North Korea and South Korea are on the verge of declaring peace.
No one, I imagine, will be quite so disappointed by this dreadful news as the distinguished war historian Sir Max Hastings.
Here, almost exactly a year ago, was what Hastings had to say about the imminent prospects of a Third World War caused – he predicted – by Trump’s disastrous brinksmanship towards North Korea.
For national leaders around the world — and above all in Asia — there is a war-games scenario that chills the blood.
The United States delivers an ultimatum to North Korea, insisting it renounces its nuclear weapons. The half-crazed regime in the capital, Pyongyang, refuses. U.S. aircraft and missiles strike at Kim Jong-Un’s nuclear facilities. North Korea’s neighbour and ally, China, responds by hitting carriers of the U.S. Seventh Fleet in the Pacific. Suddenly, a major war erupts.
Such a horror story yesterday came a step closer to reality, when Donald Trump issued a warning that the U.S. would take unilateral action against North Korea should China decline to do so.
Hastings was by no means alone in this nervous assessment. So too, he went on to illustrate, were many of the world’s greatest experts and strategic thinkers.
Earlier this year on these pages, I compared Trump with Germany’s Kaiser Wilhelm II, whose dysfunctional personality precipitated World War I.
Now, one of the grand panjandrums of the International Institute For Strategic Affairs (IISS), Francois Heisbourg, has made the same comparison, for the same reason: because he sees the U.S. President carelessly dropping matches beside a powder keg, with the same mingling of ignorance, vainglory and recklessness that the German emperor displayed in 1914.

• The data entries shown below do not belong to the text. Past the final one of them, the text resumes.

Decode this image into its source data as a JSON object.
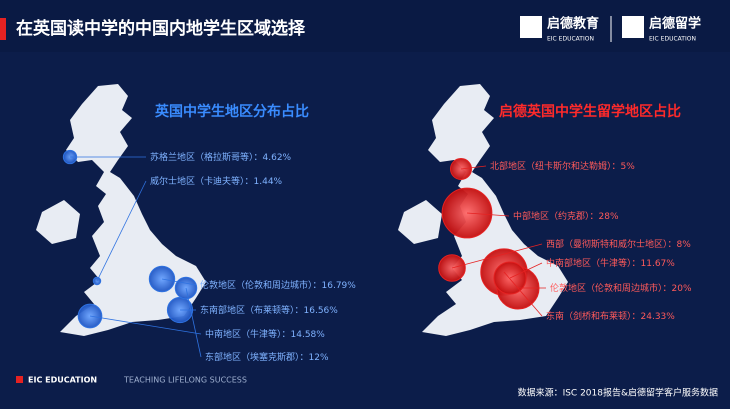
{
  "header": {
    "title": "在英国读中学的中国内地学生区域选择",
    "logo1": "启德教育",
    "logo1_sub": "EIC EDUCATION",
    "logo2": "启德留学",
    "logo2_sub": "EIC EDUCATION"
  },
  "chart_data": [
    {
      "type": "bubble",
      "title": "英国中学生地区分布占比",
      "color": "#2f72e0",
      "title_color": "#3a8cff",
      "categories": [
        "苏格兰地区（格拉斯哥等）：",
        "威尔士地区（卡迪夫等）：",
        "伦敦地区（伦敦和周边城市）：",
        "东南部地区（布莱顿等）：",
        "中南地区（牛津等）：",
        "东部地区（埃塞克斯郡）："
      ],
      "values": [
        4.62,
        1.44,
        16.79,
        16.56,
        14.58,
        12
      ],
      "value_labels": [
        "4.62%",
        "1.44%",
        "16.79%",
        "16.56%",
        "14.58%",
        "12%"
      ]
    },
    {
      "type": "bubble",
      "title": "启德英国中学生留学地区占比",
      "color": "#e52222",
      "title_color": "#ff2a2a",
      "categories": [
        "北部地区（纽卡斯尔和达勒姆）：",
        "中部地区（约克郡）：",
        "西部（曼彻斯特和威尔士地区）：",
        "中南部地区（牛津等）：",
        "伦敦地区（伦敦和周边城市）：",
        "东南（剑桥和布莱顿）："
      ],
      "values": [
        5,
        28,
        8,
        11.67,
        20,
        24.33
      ],
      "value_labels": [
        "5%",
        "28%",
        "8%",
        "11.67%",
        "20%",
        "24.33%"
      ]
    }
  ],
  "footer": {
    "brand": "EIC EDUCATION",
    "tagline": "TEACHING LIFELONG SUCCESS",
    "source": "数据来源：ISC 2018报告&启德留学客户服务数据"
  }
}
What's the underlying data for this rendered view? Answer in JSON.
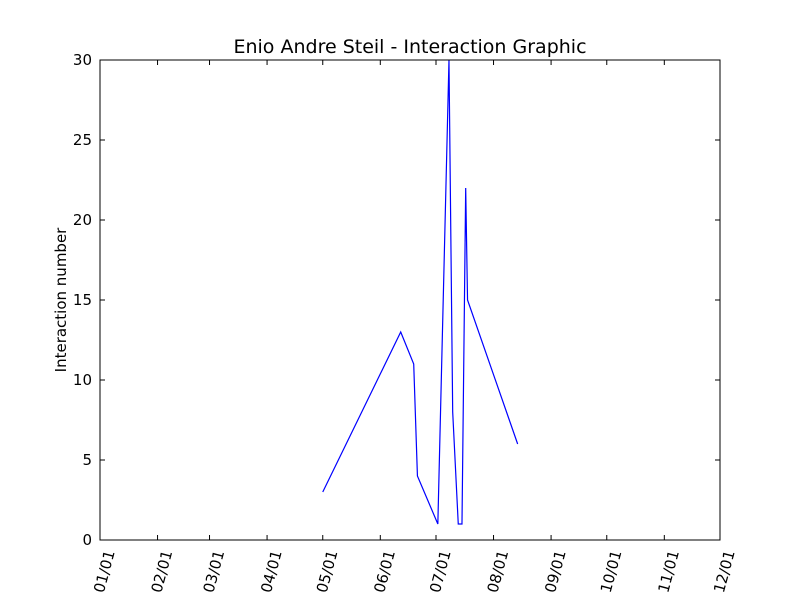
{
  "chart_data": {
    "type": "line",
    "title": "Enio Andre Steil - Interaction Graphic",
    "xlabel": "",
    "ylabel": "Interaction number",
    "x_tick_labels": [
      "01/01",
      "02/01",
      "03/01",
      "04/01",
      "05/01",
      "06/01",
      "07/01",
      "08/01",
      "09/01",
      "10/01",
      "11/01",
      "12/01"
    ],
    "x_tick_dates": [
      "2017-01-01",
      "2017-02-01",
      "2017-03-01",
      "2017-04-01",
      "2017-05-01",
      "2017-06-01",
      "2017-07-01",
      "2017-08-01",
      "2017-09-01",
      "2017-10-01",
      "2017-11-01",
      "2017-12-01"
    ],
    "xlim": [
      "2017-01-01",
      "2017-12-01"
    ],
    "ylim": [
      0,
      30
    ],
    "y_ticks": [
      0,
      5,
      10,
      15,
      20,
      25,
      30
    ],
    "grid": false,
    "legend": "none",
    "series": [
      {
        "color": "#0000ff",
        "points": [
          {
            "x": "2017-05-01",
            "y": 3
          },
          {
            "x": "2017-06-12",
            "y": 13
          },
          {
            "x": "2017-06-19",
            "y": 11
          },
          {
            "x": "2017-06-21",
            "y": 4
          },
          {
            "x": "2017-07-02",
            "y": 1
          },
          {
            "x": "2017-07-08",
            "y": 30
          },
          {
            "x": "2017-07-10",
            "y": 8
          },
          {
            "x": "2017-07-13",
            "y": 1
          },
          {
            "x": "2017-07-15",
            "y": 1
          },
          {
            "x": "2017-07-17",
            "y": 22
          },
          {
            "x": "2017-07-18",
            "y": 15
          },
          {
            "x": "2017-08-14",
            "y": 6
          }
        ]
      }
    ]
  }
}
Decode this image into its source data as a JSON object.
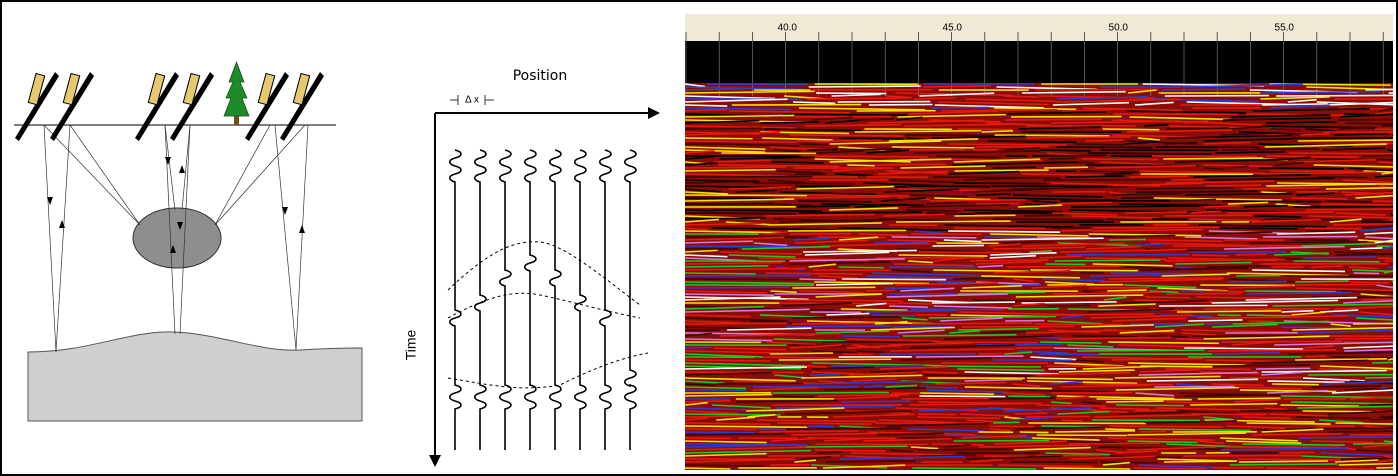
{
  "labels": {
    "position": "Position",
    "delta_x": "Δ x",
    "time": "Time"
  },
  "ruler": {
    "labels": [
      "40.0",
      "45.0",
      "50.0",
      "55.0"
    ]
  }
}
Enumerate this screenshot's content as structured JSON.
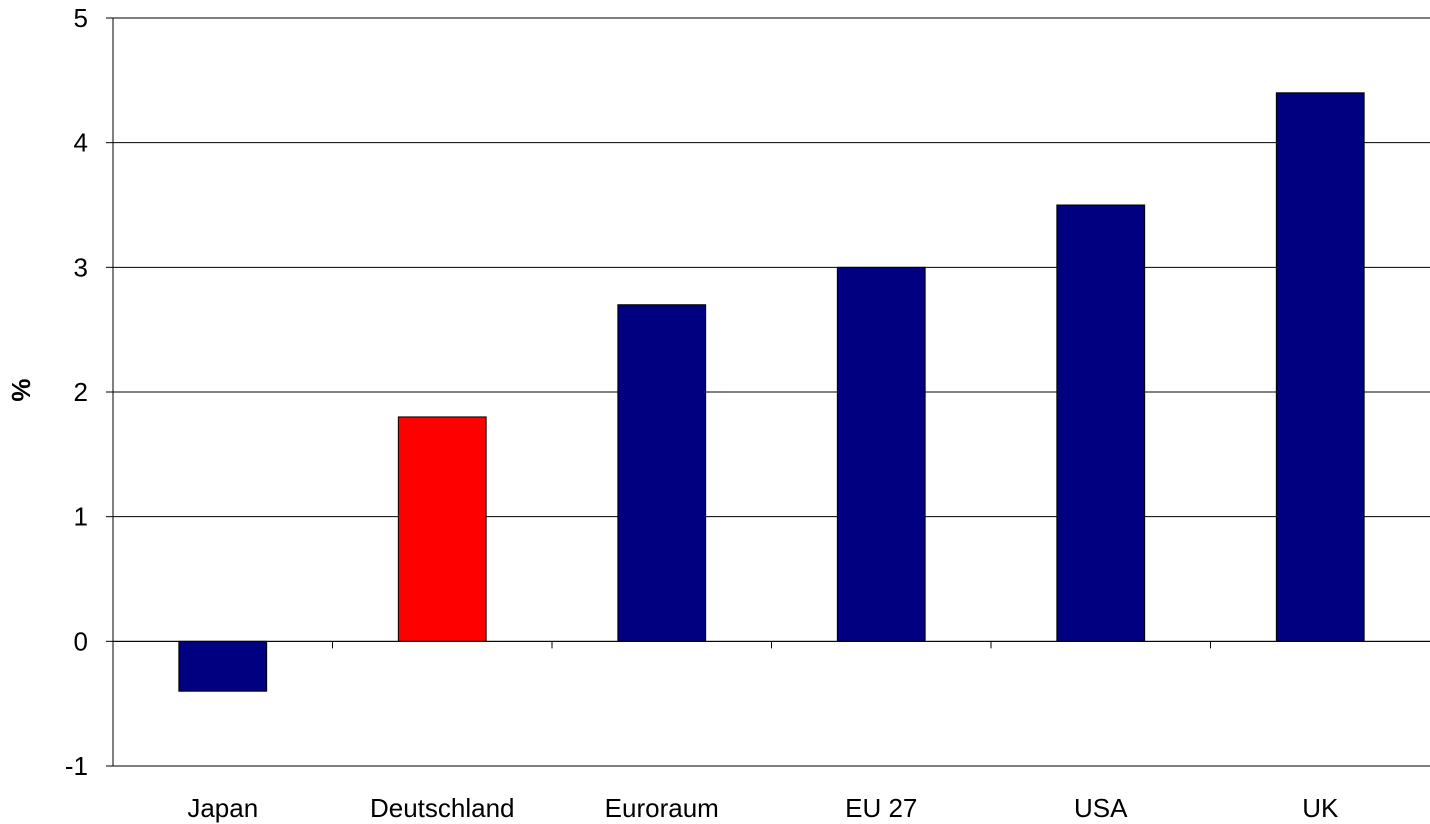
{
  "chart_data": {
    "type": "bar",
    "categories": [
      "Japan",
      "Deutschland",
      "Euroraum",
      "EU 27",
      "USA",
      "UK"
    ],
    "values": [
      -0.4,
      1.8,
      2.7,
      3.0,
      3.5,
      4.4
    ],
    "bar_colors": [
      "#000080",
      "#ff0000",
      "#000080",
      "#000080",
      "#000080",
      "#000080"
    ],
    "title": "",
    "xlabel": "",
    "ylabel": "%",
    "ylim": [
      -1,
      5
    ],
    "yticks": [
      "-1",
      "0",
      "1",
      "2",
      "3",
      "4",
      "5"
    ],
    "grid": true,
    "legend": "none"
  }
}
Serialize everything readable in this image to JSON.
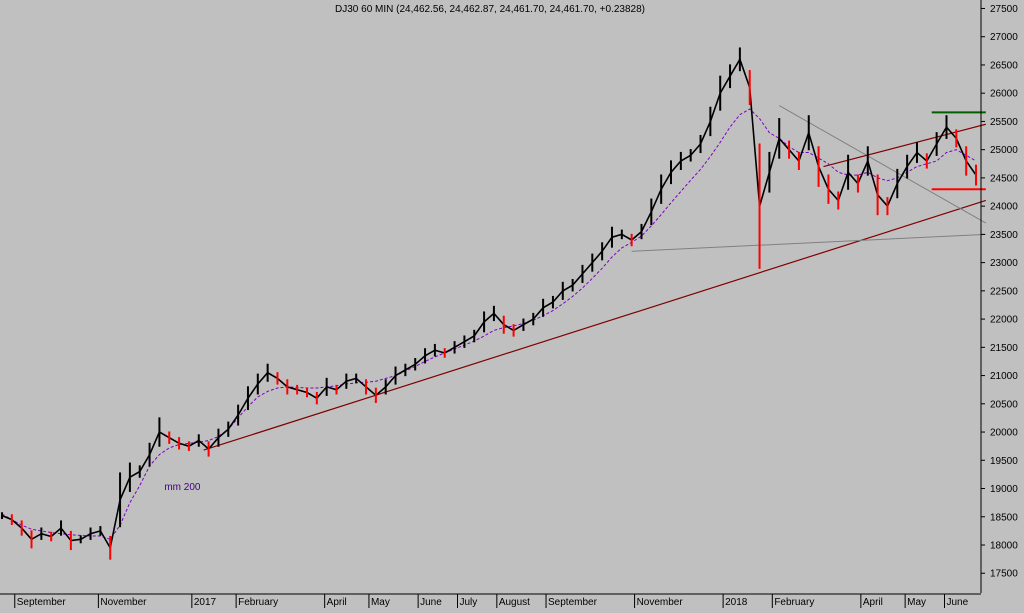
{
  "colors": {
    "background": "#c0c0c0",
    "candle": "#000000",
    "candle_down": "#ff0000",
    "ma_line": "#8000c0",
    "trendline": "#800000",
    "resistance": "#006000",
    "support": "#ff0000",
    "grey_line": "#808080",
    "text": "#000000",
    "annotation": "#400080"
  },
  "chart_data": {
    "type": "line",
    "title": "DJ30 60 MIN (24,462.56, 24,462.87, 24,461.70, 24,461.70, +0.23828)",
    "xlabel": "",
    "ylabel": "",
    "ylim": [
      17150,
      27650
    ],
    "grid": false,
    "y_ticks": [
      17500,
      18000,
      18500,
      19000,
      19500,
      20000,
      20500,
      21000,
      21500,
      22000,
      22500,
      23000,
      23500,
      24000,
      24500,
      25000,
      25500,
      26000,
      26500,
      27000,
      27500
    ],
    "x_ticks": [
      {
        "label": "September",
        "i": 1.5
      },
      {
        "label": "November",
        "i": 10
      },
      {
        "label": "2017",
        "i": 19.5
      },
      {
        "label": "February",
        "i": 24
      },
      {
        "label": "April",
        "i": 33
      },
      {
        "label": "May",
        "i": 37.5
      },
      {
        "label": "June",
        "i": 42.5
      },
      {
        "label": "July",
        "i": 46.5
      },
      {
        "label": "August",
        "i": 50.5
      },
      {
        "label": "September",
        "i": 55.5
      },
      {
        "label": "November",
        "i": 64.5
      },
      {
        "label": "2018",
        "i": 73.5
      },
      {
        "label": "February",
        "i": 78.5
      },
      {
        "label": "April",
        "i": 87.5
      },
      {
        "label": "May",
        "i": 92
      },
      {
        "label": "June",
        "i": 96
      }
    ],
    "series": [
      {
        "values": [
          18520,
          18450,
          18300,
          18100,
          18200,
          18150,
          18300,
          18080,
          18100,
          18200,
          18250,
          17950,
          18800,
          19200,
          19300,
          19600,
          20000,
          19900,
          19800,
          19750,
          19850,
          19700,
          19900,
          20050,
          20300,
          20600,
          20850,
          21050,
          20950,
          20800,
          20750,
          20700,
          20600,
          20800,
          20750,
          20900,
          20950,
          20800,
          20650,
          20800,
          21000,
          21100,
          21200,
          21350,
          21450,
          21400,
          21500,
          21600,
          21700,
          21950,
          22100,
          21900,
          21800,
          21900,
          22000,
          22200,
          22300,
          22500,
          22600,
          22800,
          23000,
          23200,
          23450,
          23500,
          23400,
          23550,
          23900,
          24300,
          24600,
          24800,
          24900,
          25100,
          25500,
          26000,
          26300,
          26600,
          26100,
          24000,
          24600,
          25200,
          25000,
          24800,
          25300,
          24700,
          24300,
          24100,
          24600,
          24400,
          24800,
          24200,
          24000,
          24400,
          24700,
          24950,
          24800,
          25100,
          25400,
          25200,
          24800,
          24550
        ]
      },
      {
        "name": "mm 200",
        "values": [
          18550,
          18450,
          18350,
          18280,
          18250,
          18220,
          18200,
          18180,
          18170,
          18160,
          18160,
          18100,
          18350,
          18750,
          19050,
          19400,
          19600,
          19720,
          19780,
          19800,
          19820,
          19850,
          19920,
          20050,
          20250,
          20450,
          20620,
          20720,
          20780,
          20800,
          20790,
          20780,
          20780,
          20800,
          20820,
          20850,
          20870,
          20880,
          20900,
          20950,
          21000,
          21080,
          21160,
          21250,
          21330,
          21400,
          21470,
          21540,
          21610,
          21700,
          21800,
          21850,
          21880,
          21920,
          21980,
          22060,
          22150,
          22270,
          22400,
          22550,
          22720,
          22900,
          23100,
          23260,
          23360,
          23470,
          23650,
          23850,
          24060,
          24260,
          24460,
          24650,
          24880,
          25130,
          25400,
          25620,
          25720,
          25550,
          25300,
          25200,
          25050,
          24950,
          24950,
          24850,
          24750,
          24600,
          24550,
          24550,
          24600,
          24500,
          24450,
          24500,
          24600,
          24700,
          24750,
          24800,
          24950,
          25000,
          24900,
          24800
        ]
      }
    ],
    "annotations": [
      {
        "text": "mm 200",
        "x": 16.5,
        "y": 18975
      },
      {
        "type": "trendline",
        "label": "",
        "from": [
          20.5,
          19680
        ],
        "to": [
          100,
          24100
        ]
      },
      {
        "type": "line",
        "label": "",
        "from": [
          64,
          23200
        ],
        "to": [
          100,
          23500
        ]
      },
      {
        "type": "line",
        "label": "",
        "from": [
          79,
          25780
        ],
        "to": [
          100,
          23700
        ]
      },
      {
        "type": "trendline",
        "label": "",
        "from": [
          83.5,
          24700
        ],
        "to": [
          100,
          25450
        ]
      },
      {
        "type": "level",
        "label": "",
        "value": 25660,
        "from": 94.5,
        "to": 100
      },
      {
        "type": "level",
        "label": "",
        "value": 24300,
        "from": 94.5,
        "to": 100
      }
    ]
  }
}
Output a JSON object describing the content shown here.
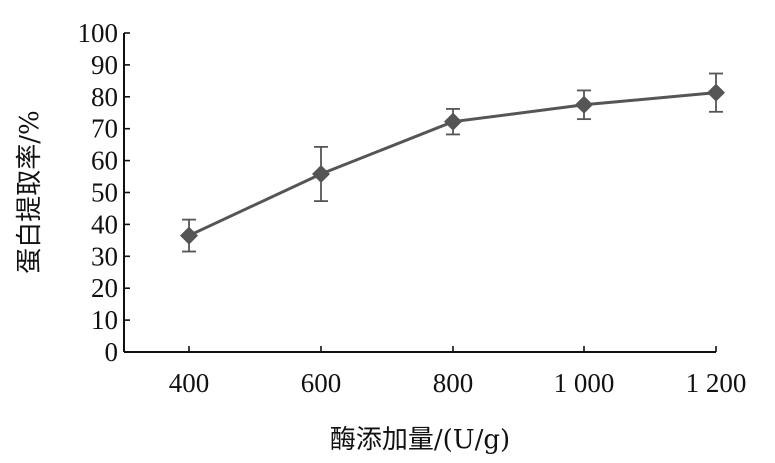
{
  "chart_data": {
    "type": "line",
    "xlabel": "酶添加量/(U/g)",
    "ylabel": "蛋白提取率/%",
    "categories": [
      "400",
      "600",
      "800",
      "1 000",
      "1 200"
    ],
    "x": [
      400,
      600,
      800,
      1000,
      1200
    ],
    "ylim": [
      0,
      100
    ],
    "yticks": [
      0,
      10,
      20,
      30,
      40,
      50,
      60,
      70,
      80,
      90,
      100
    ],
    "grid": false,
    "marker": "diamond",
    "series": [
      {
        "values": [
          36.5,
          55.8,
          72.2,
          77.5,
          81.3
        ],
        "error_low": [
          5,
          8.5,
          4,
          4.5,
          6
        ],
        "error_high": [
          5,
          8.5,
          4,
          4.5,
          6
        ]
      }
    ],
    "colors": {
      "line": "#555555",
      "marker": "#555555",
      "axis": "#111111"
    }
  }
}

Heisbourg, writing in the latest edition of the IISS’s authoritative magazine, emphasises the almost unprecedented instability of the world today, with Russia rejecting the post-Cold War system in Europe and thrusting dangerously into Ukraine and towards the Baltic States; the Middle East in turmoil; the EU tottering; China relentlessly asserting new claims in the Pacific region.
Professor Sir Michael Howard, another great strategy guru, is likewise apprehensive that Trump needs a war to fulfil his constant quest for enemies, at home and abroad, and because he is a risk-taker, with little understanding of the cages he is rattling or the world order he threatens to undo.
I was told last week some of the most senior officers in America’s armed forces expect to be ordered to fight somebody before too long.
Well if this is what Trump’s Armageddon looks like, count me disappointed. And I’m not the only one.
Perhaps it’s cruel to call Hastings on the weapons-grade fatuousness of his Trump prediction. I still love his books about World War II and he was a great editor in the days when I worked under him at the Daily Telegraph, when it was still a conservative newspaper.
At the same time, though, damn it, I am utterly sick to the craw of all those experty experts who’ve been telling us in the media ever since Trump got elected how this was going to be one of the worst presidencies ever.
We’ve had something similar going on in Britain, ever since we voted Brexit. Often it’s the same experts dumping on Brexit that the papers and the broadcast channels wheel out to dump on the Donald.
Meanwhile, those few of us who’ve been saying all along “Actually Trump’s doing a pretty good job and Brexit’s going to be great” have been shunned and mocked and marginalized as swivel-eyed loons.
Well, I’m sorry, but I think it’s about time we got our payback.
If Obama’s diplomacy (lol) had achieved anywhere near close to what Trump has just achieved over North Korea, the mainstream media would have talked of little else for months.
Because it’s Trump, though, my prediction is that his success in bludgeoning Kim Jong-un to the negotiating table will be dismissed as an “even a stopped clock tells the right time twice a day” moment. In other words, as an outcome Trump blundered into by accident, rather than one that reveals him to be the tactician of genius he really is.
Trump is still on track to be one of the greatest presidents ever.
How galling it must be for all those distinguished commentators who have staked their credibility on his being one of the worst.